When people first hear it, there’s a detail that usually stops them in the middle of a conversation. When traveling at 28,000 kilometers per hour, a piece of orbital debris the size of a marble—something you could lose in a couch cushion—carries about the kinetic energy of a hand grenade. There are currently a lot of those marbles in Low Earth Orbit. Actually, hundreds of thousands of them. And in the center of that field are the satellites that track climate patterns, route your phone calls, and guide your GPS.
Although the issue of space debris has been growing for decades, the financial implications have recently changed. The Space Futures Center, in collaboration with the World Economic Forum and the Saudi Space Agency, produced a report at the Space Debris Conference 2026 that provided a precise estimate of the possible harm. The space industry could lose between $25.8 billion and $42.3 billion over the next ten years if the debris problem is not resolved.
That is not a theoretical forecast intended to scare decision-makers. The estimate is based on actual operational costs, such as fuel used for avoidance maneuvers, heavier shielding added to satellites during launch, increased insurance premiums in high-congestion orbital zones, and the compounding risk of what scientists refer to as the Kessler Syndrome, a chain-reaction scenario in which one collision causes enough new debris to cause more collisions, ultimately rendering entire orbital altitudes unusable.
These expenses are becoming unavoidable, which is why the space debris cleanup sector is growing. Startups like Kall Morris Inc. and Starfish Space are creating vehicles that can pick up and remove obsolete satellites from orbit. In order to prevent debris-removal spacecraft from becoming disposable after a single mission, Orbit Fab is developing infrastructure for refueling. Daniel Faber, CEO of Orbit Fab, stated at a recent SpaceCom conference in Orlando that the reasoning is simple: you don’t want to purchase a brand-new tow truck, use it once, and then discard it. Only when the tools themselves are reusable do the economics make sense.
The difference between the apparent need and the willingness to pay is what makes the industry truly fascinating and complex. Before making a significant financial commitment, the Pentagon, which is frequently the presumed anchor customer for this type of dual-use technology, wants to see more developed systems. Commercial satellite operators are not persuaded that prolonging a satellite’s life or clearing its orbital neighborhood is worth the cost, especially those operating large constellations in low-Earth orbit (LEO) where satellites are relatively inexpensive and built to be replaced.
It’s difficult to find people who will pay to clean up the town square, but people do try to take out the trash in their own backyard, according to Michael Madrid of Starfish Space. With billions of dollars invested in particular orbital slots, large constellation operators may eventually change their minds about keeping those neighborhoods unobstructed.

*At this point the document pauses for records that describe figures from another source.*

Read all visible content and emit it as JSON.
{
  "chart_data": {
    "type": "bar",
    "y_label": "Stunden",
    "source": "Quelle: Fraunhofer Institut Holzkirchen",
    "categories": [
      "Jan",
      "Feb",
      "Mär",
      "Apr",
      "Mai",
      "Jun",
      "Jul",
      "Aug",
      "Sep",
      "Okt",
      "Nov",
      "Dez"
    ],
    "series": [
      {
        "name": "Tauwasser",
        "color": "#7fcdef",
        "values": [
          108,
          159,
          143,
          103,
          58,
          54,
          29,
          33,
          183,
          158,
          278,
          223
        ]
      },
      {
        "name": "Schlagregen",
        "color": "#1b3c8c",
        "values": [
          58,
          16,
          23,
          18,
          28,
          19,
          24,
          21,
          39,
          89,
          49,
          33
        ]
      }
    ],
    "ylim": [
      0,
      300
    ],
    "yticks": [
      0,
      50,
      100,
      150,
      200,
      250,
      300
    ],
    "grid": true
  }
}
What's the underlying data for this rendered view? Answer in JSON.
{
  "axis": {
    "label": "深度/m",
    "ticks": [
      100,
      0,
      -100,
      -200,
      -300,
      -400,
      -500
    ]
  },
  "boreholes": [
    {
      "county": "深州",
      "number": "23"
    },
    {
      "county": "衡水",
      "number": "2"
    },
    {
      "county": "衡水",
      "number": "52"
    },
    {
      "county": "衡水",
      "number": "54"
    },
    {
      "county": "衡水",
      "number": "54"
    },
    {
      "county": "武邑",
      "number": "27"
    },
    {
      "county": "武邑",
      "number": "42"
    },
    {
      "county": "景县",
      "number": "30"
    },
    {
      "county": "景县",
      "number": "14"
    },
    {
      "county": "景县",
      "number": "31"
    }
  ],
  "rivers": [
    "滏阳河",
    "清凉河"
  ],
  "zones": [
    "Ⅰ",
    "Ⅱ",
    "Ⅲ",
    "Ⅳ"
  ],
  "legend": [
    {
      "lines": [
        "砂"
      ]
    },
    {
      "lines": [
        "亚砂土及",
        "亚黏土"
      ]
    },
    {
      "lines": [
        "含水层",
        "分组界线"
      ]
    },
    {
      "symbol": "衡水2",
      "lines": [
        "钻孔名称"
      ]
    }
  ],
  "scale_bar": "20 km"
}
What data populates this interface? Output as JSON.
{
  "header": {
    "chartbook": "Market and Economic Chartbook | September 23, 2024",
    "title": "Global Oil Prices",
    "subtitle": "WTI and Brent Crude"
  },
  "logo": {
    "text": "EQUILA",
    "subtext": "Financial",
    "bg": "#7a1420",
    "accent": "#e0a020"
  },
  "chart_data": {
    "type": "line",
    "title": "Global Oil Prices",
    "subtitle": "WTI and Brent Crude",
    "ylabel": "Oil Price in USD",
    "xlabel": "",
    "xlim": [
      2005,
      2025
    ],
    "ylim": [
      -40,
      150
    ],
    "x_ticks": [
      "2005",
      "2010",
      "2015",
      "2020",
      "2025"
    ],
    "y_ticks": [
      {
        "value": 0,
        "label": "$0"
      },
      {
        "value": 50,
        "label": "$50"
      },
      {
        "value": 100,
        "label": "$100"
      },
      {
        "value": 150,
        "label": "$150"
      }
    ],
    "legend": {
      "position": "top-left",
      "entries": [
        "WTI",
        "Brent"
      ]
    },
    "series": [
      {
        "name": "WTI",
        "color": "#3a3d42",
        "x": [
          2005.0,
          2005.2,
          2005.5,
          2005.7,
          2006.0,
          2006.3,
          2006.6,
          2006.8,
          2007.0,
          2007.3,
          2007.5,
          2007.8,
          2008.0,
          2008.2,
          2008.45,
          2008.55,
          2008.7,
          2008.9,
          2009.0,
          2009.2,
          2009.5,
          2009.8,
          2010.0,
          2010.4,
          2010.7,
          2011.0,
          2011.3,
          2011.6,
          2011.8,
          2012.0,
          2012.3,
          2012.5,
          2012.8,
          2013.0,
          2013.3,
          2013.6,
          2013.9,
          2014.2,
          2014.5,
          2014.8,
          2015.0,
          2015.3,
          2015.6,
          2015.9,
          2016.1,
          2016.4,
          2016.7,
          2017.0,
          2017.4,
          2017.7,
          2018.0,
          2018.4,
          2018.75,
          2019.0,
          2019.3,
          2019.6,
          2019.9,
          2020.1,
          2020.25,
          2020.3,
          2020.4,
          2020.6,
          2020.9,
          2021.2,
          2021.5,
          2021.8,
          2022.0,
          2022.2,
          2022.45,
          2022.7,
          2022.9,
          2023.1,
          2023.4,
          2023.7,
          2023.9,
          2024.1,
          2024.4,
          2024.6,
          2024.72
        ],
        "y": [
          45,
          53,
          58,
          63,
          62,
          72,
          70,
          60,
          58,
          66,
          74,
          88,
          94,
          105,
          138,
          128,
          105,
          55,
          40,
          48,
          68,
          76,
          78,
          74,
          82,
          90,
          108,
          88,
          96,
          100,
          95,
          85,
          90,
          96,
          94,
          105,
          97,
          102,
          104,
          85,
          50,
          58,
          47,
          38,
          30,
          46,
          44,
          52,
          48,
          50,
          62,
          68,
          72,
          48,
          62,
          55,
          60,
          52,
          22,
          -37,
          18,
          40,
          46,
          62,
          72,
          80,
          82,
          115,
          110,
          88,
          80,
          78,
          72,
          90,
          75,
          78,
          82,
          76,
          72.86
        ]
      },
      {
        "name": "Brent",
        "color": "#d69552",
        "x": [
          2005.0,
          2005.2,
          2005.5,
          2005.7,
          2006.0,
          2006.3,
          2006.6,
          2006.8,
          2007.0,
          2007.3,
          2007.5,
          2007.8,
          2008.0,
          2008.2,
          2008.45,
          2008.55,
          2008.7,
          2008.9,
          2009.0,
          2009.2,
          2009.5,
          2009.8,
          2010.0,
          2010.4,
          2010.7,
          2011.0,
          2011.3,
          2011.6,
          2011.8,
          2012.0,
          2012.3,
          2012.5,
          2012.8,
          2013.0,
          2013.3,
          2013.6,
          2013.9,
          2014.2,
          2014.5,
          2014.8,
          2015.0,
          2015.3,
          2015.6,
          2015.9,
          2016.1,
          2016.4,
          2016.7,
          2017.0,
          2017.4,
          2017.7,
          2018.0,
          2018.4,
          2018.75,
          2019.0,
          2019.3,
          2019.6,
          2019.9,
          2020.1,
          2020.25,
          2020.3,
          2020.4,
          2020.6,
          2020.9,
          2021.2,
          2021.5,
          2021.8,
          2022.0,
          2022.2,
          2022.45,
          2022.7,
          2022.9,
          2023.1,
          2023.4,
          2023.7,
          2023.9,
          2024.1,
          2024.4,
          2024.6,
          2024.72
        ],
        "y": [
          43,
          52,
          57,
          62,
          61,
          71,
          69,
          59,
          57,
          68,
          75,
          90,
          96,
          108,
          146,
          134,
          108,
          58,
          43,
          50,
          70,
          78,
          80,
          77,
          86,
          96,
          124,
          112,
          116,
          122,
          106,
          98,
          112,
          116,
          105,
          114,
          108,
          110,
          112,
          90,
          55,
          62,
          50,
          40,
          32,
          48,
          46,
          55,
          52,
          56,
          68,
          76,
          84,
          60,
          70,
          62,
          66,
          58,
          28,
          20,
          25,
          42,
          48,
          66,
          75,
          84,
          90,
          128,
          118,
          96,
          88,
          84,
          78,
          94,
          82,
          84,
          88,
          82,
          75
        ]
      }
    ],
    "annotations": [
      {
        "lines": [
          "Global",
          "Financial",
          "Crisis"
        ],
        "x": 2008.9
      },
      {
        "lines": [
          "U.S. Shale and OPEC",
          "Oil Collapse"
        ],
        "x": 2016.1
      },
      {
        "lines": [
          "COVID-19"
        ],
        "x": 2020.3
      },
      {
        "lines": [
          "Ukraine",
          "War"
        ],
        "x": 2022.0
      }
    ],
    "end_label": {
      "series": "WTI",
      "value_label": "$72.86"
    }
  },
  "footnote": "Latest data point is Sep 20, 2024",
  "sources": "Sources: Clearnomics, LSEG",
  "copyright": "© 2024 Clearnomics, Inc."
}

The industry is also keeping a close eye on regulatory pressure. Although active debris removal is not officially recognized by the FCC as an equivalent compliance method, LEO satellites are currently required to deorbit within five years of mission completion. Businesses like Orbit Fab want to close that gap. According to Faber, the industry would initially be terrified by a mandatory 100% cleanup requirement, which is understandable given current costs. However, it would also force the creation of economies of scale that do not yet exist.
Even though the market numbers are still small in absolute terms, they are clearly trending in the right direction. The market for space debris removal was estimated to be worth $143 million in 2025 and is expected to reach $9.57 billion by 2035. Earlier this year, two businesses announced a partnership with the stated objective of introducing a repeatable debris removal service by 2027. Whether or not the commercial demand will emerge quickly enough to support the investment is still up in the air. However, the direction seems certain.
Seeing an industry develop around cleaning up a mess that everyone contributed to but no one was directly accountable for has a subtle significance. No single nation or business owns the debris up there. Over the course of sixty years of launches, experiments, and collisions, it accumulated. And now a market is being created under the presumption that someone will eventually pay to have it fixed. Currently, one of the more significant unanswered questions in the space economy is whether that occurs quickly enough to safeguard the satellite infrastructure that the modern world has come to rely on.